Robert Sherman Blair II

Bob Blair died on May 7, 1966. Below is a remembrance by his roommate Nick von Baillou '64.


Remembrance of Bob Blair

by Nick von Baillou '64

August 14, 2013


Bob Blair
1964 graduation

Bob arrived at Yale as the prototypical image anyone would have of the gifted Yale freshman. He was medium height, blonde, casual, from New Caanan, athletic (excellent tennis player and golfer), driving up in a black MGA with the top down after a sterling four years at Hotchkiss. He was also the best friend of one of my closest chums for five years at Salisbury, the neighboring prep school. Hotchkiss was high tone and had a superb reputation for preparing boys for the Ivies. Salisbury was more for academic retreads and disciplinary problems. Since I was both of those, meeting Bob was the start of a new life. We got together a couple of times on the Old Campus and decided to become roommates when we were assigned to Pierson College.

I liked him instantly. He was fun, smart, kind, patient, generous, and a good sport. We turned my room into a double and his into a living room with good furniture and a stereo we could keep on low when we did our work there. It was also great for entertaining our dates. Our mates there were Clancy Ridley, Mike Sherwood, Joe Wishcamper, and Charlie Barker, and we were all fast friends.

Three years flew by in a flurry of course studies, sports, events, road trips — all the usual stuff. We all had a lot of fun. Most of us had summer jobs and Bob was a tree surgeon making top wages at home. He would come back each fall, in fine condition and enthused about the upcoming year. We compared notes on various jobs: Mike was a smoke jumper, I was an airport lineman refueling aircraft.
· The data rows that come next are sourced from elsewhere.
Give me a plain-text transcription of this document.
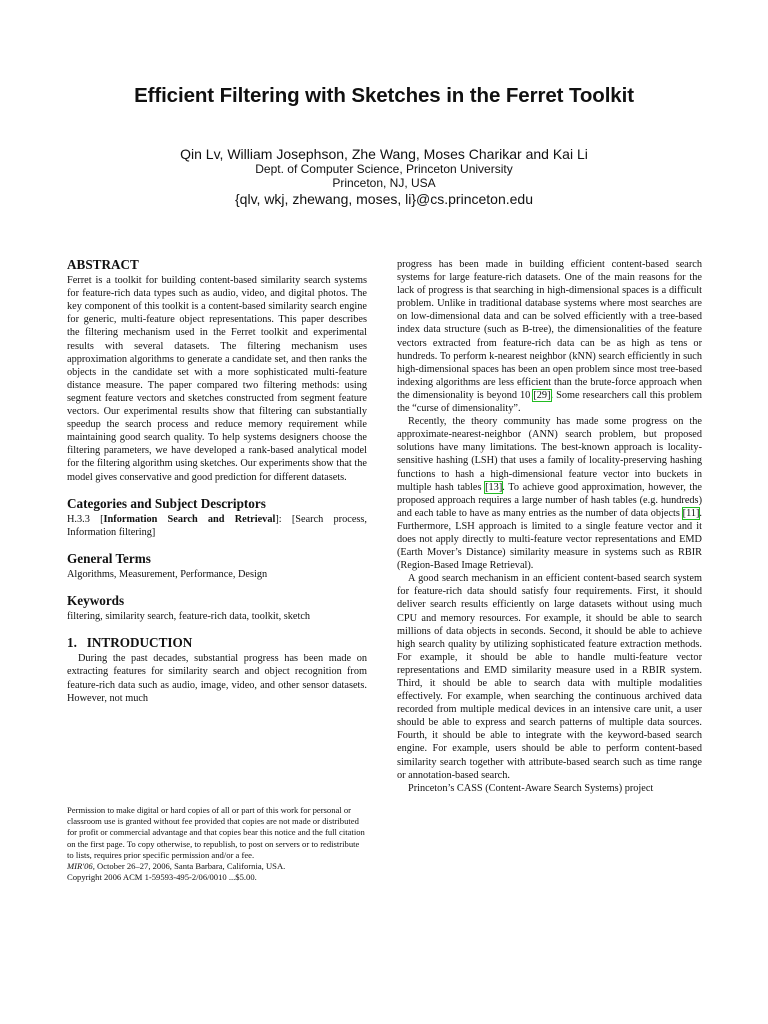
Efficient Filtering with Sketches in the Ferret Toolkit
Qin Lv, William Josephson, Zhe Wang, Moses Charikar and Kai Li
Dept. of Computer Science, Princeton University
Princeton, NJ, USA
{qlv, wkj, zhewang, moses, li}@cs.princeton.edu
ABSTRACT

Ferret is a toolkit for building content-based similarity search systems for feature-rich data types such as audio, video, and digital photos. The key component of this toolkit is a content-based similarity search engine for generic, multi-feature object representations. This paper describes the filtering mechanism used in the Ferret toolkit and experimental results with several datasets. The filtering mechanism uses approximation algorithms to generate a candidate set, and then ranks the objects in the candidate set with a more sophisticated multi-feature distance measure. The paper compared two filtering methods: using segment feature vectors and sketches constructed from segment feature vectors. Our experimental results show that filtering can substantially speedup the search process and reduce memory requirement while maintaining good search quality. To help systems designers choose the filtering parameters, we have developed a rank-based analytical model for the filtering algorithm using sketches. Our experiments show that the model gives conservative and good prediction for different datasets.

Categories and Subject Descriptors

H.3.3 [Information Search and Retrieval]: [Search process, Information filtering]

General Terms

Algorithms, Measurement, Performance, Design

Keywords

filtering, similarity search, feature-rich data, toolkit, sketch

1.   INTRODUCTION

During the past decades, substantial progress has been made on extracting features for similarity search and object recognition from feature-rich data such as audio, image, video, and other sensor datasets. However, not much

Permission to make digital or hard copies of all or part of this work for personal or classroom use is granted without fee provided that copies are not made or distributed for profit or commercial advantage and that copies bear this notice and the full citation on the first page. To copy otherwise, to republish, to post on servers or to redistribute to lists, requires prior specific permission and/or a fee.

MIR'06, October 26–27, 2006, Santa Barbara, California, USA.

Copyright 2006 ACM 1-59593-495-2/06/0010 ...$5.00.

progress has been made in building efficient content-based search systems for large feature-rich datasets. One of the main reasons for the lack of progress is that searching in high-dimensional spaces is a difficult problem. Unlike in traditional database systems where most searches are on low-dimensional data and can be solved efficiently with a tree-based index data structure (such as B-tree), the dimensionalities of the feature vectors extracted from feature-rich data can be as high as tens or hundreds. To perform k-nearest neighbor (kNN) search efficiently in such high-dimensional spaces has been an open problem since most tree-based indexing algorithms are less efficient than the brute-force approach when the dimensionality is beyond 10 [29]. Some researchers call this problem the “curse of dimensionality”.

Recently, the theory community has made some progress on the approximate-nearest-neighbor (ANN) search problem, but proposed solutions have many limitations. The best-known approach is locality-sensitive hashing (LSH) that uses a family of locality-preserving hashing functions to hash a high-dimensional feature vector into buckets in multiple hash tables [13]. To achieve good approximation, however, the proposed approach requires a large number of hash tables (e.g. hundreds) and each table to have as many entries as the number of data objects [11]. Furthermore, LSH approach is limited to a single feature vector and it does not apply directly to multi-feature vector representations and EMD (Earth Mover’s Distance) similarity measure in systems such as RBIR (Region-Based Image Retrieval).

A good search mechanism in an efficient content-based search system for feature-rich data should satisfy four requirements. First, it should deliver search results efficiently on large datasets without using much CPU and memory resources. For example, it should be able to search millions of data objects in seconds. Second, it should be able to achieve high search quality by utilizing sophisticated feature extraction methods. For example, it should be able to handle multi-feature vector representations and EMD similarity measure used in a RBIR system. Third, it should be able to search data with multiple modalities effectively. For example, when searching the continuous archived data recorded from multiple medical devices in an intensive care unit, a user should be able to express and search patterns of multiple data sources. Fourth, it should be able to integrate with the keyword-based search engine. For example, users should be able to perform content-based similarity search together with attribute-based search such as time range or annotation-based search.

Princeton’s CASS (Content-Aware Search Systems) project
Bob was up in his trees. And so on.

We visited Bob in New Caanan and enjoyed the hospitality of his parents. His mother was sincerely interested in each of us and his father in his quiet way took his measure as well. Bob had a knock-out sister, Chilla, who was a few years older and an experienced traveler in the fast lane. She was dating Joe Dimaggio and having a truly wild time in the City. She sure was our idea of what we might date when we grew up. And she was really a lot of fun.

Bob was an economics major and had a very practical view of life. He planned to go to business school and then on to a fast-moving corporate career. He did superbly in academics, always Dean's List and clearly focused. I could see him as a top CEO.

The war in Vietnam was heating up and the draft was starting to get real for most of us. Bob and I agreed at graduation to join the Marines together after grad school. Bob and I both graduated from Columbia Business School and were planning to enter the October class at Officer Candidate School in Quantico.

Then came news of the awful accident in the summer of 1966 when Bob was killed in a fall from one of the trees in which he was working. I remembered how nervous his mother had always been about that job, but he was so competent that it never seemed a possibility. It was gut-wrenching. It made us feel mortal. The reality that Death could grab one even before combat was deeply disturbing.

And we missed him horribly. I thought about him constantly and remembered his wry smile, clear blue eyes, his rolling gate, and the dreams we had of eternal adventure in the world we were about to inherit.

I am thankful to be able to write these words in his memory and hope they have done him justice. God bless him.